President of china district of reinsurance and chief executive officer of reinsurance of china district, ivan goAccording to nzález (kong yifeng), ageing is an important theme in the chinese market and an excellent opportunity. Thus, we have the opportunity to introduce more innovative products, including “global-type” products, as well as those developed specifically for the needs of the chinese market。

The swiss chief executive officer for life and health insurance, paul murray (wise), added that this was both a great test and an important opportunity, as was the case with both sides of the coin. Therefore, higher savings, greater security, more investment in infrastructure and more relevant products and digital technologies are needed。

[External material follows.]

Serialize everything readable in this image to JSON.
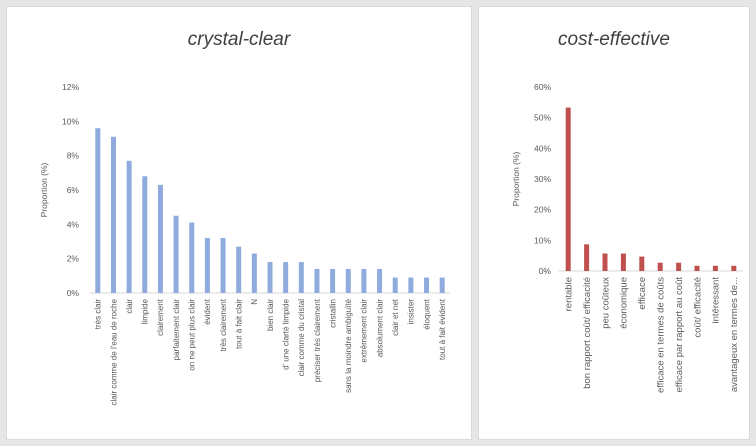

In addition, with regard to the construction of the three-pillar old-age pension system, paul murray suggested that insurance companies could do much in this regard, for example by introducing comprehensive health insurance with savings functions that would guarantee future health and related services. In addition, insurance companies can provide more relevant services, and future products can be more customized and refined, for example for cancer-specific safeguards, or some high-end health insurance。
In response to the downward revision of scheduled interest rates for life insurance products, paul murray (wise) stated that, overall, this was a very positive initiative that helped insurance companies to reduce pressure but also had an impact on demand. He suggested that insurance companies could actively focus on balance sheets to adjust capital management strategies to maintain solvency in a low interest rate environment. One way of managing a balance sheet that is very effective is to reinsurance, whether financial or personal, which is widely applied globally, with the belief that it will become an increasingly important tool for china in the future。